The flip side of those themes, of course, the unavoidable fact that Klown is about the misadventures of a couple of assholes–more than likely a facet that drew Danny McBride, whose HBO alter ego is the constantly off-color Kenny Powers, to the property. Nørgaard wondered during Klown’s TV run just how horrible he could make his leads–Casper in particular–and retain the show’s fandom. “At one point I was thinking, ‘What’s your limit, guys? What should I do to get you to hate these guys?'” Nørgaard says. “I was surprised how far we were able to go. But it comes back to the heart thing, I really think that’s the key. The character is doing the bad thing out of a wish to do good — inside all the crap, he’s a good guy. We also like Caspar, and he’s just an asshole.”
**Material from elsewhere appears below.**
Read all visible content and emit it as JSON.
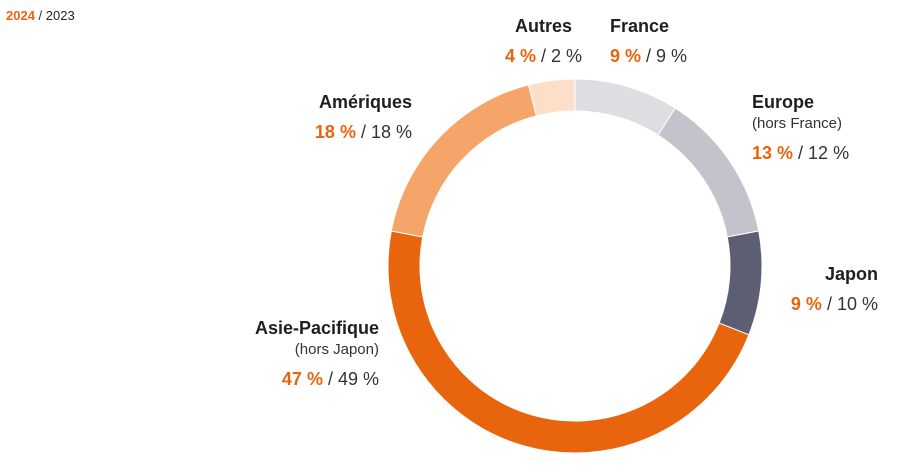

The “crap,” in the film alone, includes but is not limited to: Running from home during a burglary, leaving a 12-year-old Bo to fend for himself; smoking a massive joint while responsible for the same child; indulging in numerous conversations with the boy about the lackluster size of his “willie.” American audiences will do well to steel themselves for McBride’s spin on the material, although from what Nørgaard has witnessed of the U.S.’s experience with the original, all is well: In Austin, TX for a screening last autumn, Nørgaard worried, “How are they gonna take this in? Will they understand it, that there’s a heart in it, or will they just find it vulgar?” And in the end? “They had a very amazing, positive approach to it.”
Nørgaard calls Denmark’s television censorship “pretty liberal,” which allowed the film’s boundary-pushing to be more story-oriented than centered around carte blanche shock value. “There’s gotta be a reason for these guys to do something stupid, and the more time you have, the more stupid they can be,” he says.
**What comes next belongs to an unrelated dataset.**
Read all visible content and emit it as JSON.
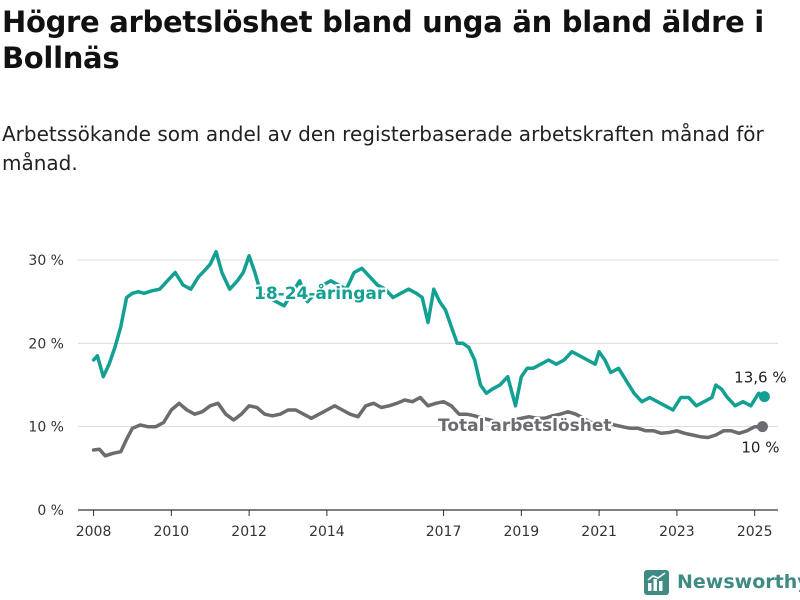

Does Nørgaard have any tactics he’d personally use in converting his series’ brand of uncomfortable entertainment for another nation’s sensibilities? “Awkwardness is really interesting, and I think that each country has its own issues there,” he says. “You’ve really got to figure out which buttons to push to make it work specifically in each country. You’ve really got to know the society that you want to portray if you want to do a film like this.”
Though Hvam and Christensen, who also wrote for the film and series, have been facilitators for the Warner remake and may continue on in a production capacity, Nørgaard is aiming to have little influence. “They bought it, now it’s theirs to do with it what they find the best,” he says. “If any of these guys wanted to talk about how we did it and what I thought were the important things in the film, I’d be glad to share. But I don’t want to get hands-on or get really involved. I’m afraid it’ll mess it up. I’ll just sit back and see what happens.”
Nørgaard is clearly not of the opinion that remakes are inherently loopy in the first place; he’s probably not the guy you’d hear lauding Sweden’s Let the Right One In and going on to decry Chloë Moretz’s version as a hackish money-grab. “In the U.S., when you have a foreign film, it’ll always be an arthouse film,” he says. “So I think there is good reason for remaking some of these films in America, because they’ll get a lot more attention. If I should do a remake at some point, I would prefer to do it in America; to remake something European in the U.S. could be interesting.”
Talk of the adaptation has, Nørgaard half guesses, half hopes, boosted awareness of Drafthouse Films’ U.S. release of Klown. “Coming out in the States is like the biggest you can hope for a film going abroad,” Nørgaard says. “Denmark is a very small country, and we just hoped the film would go well in our country. And now it’s moving out in the world.”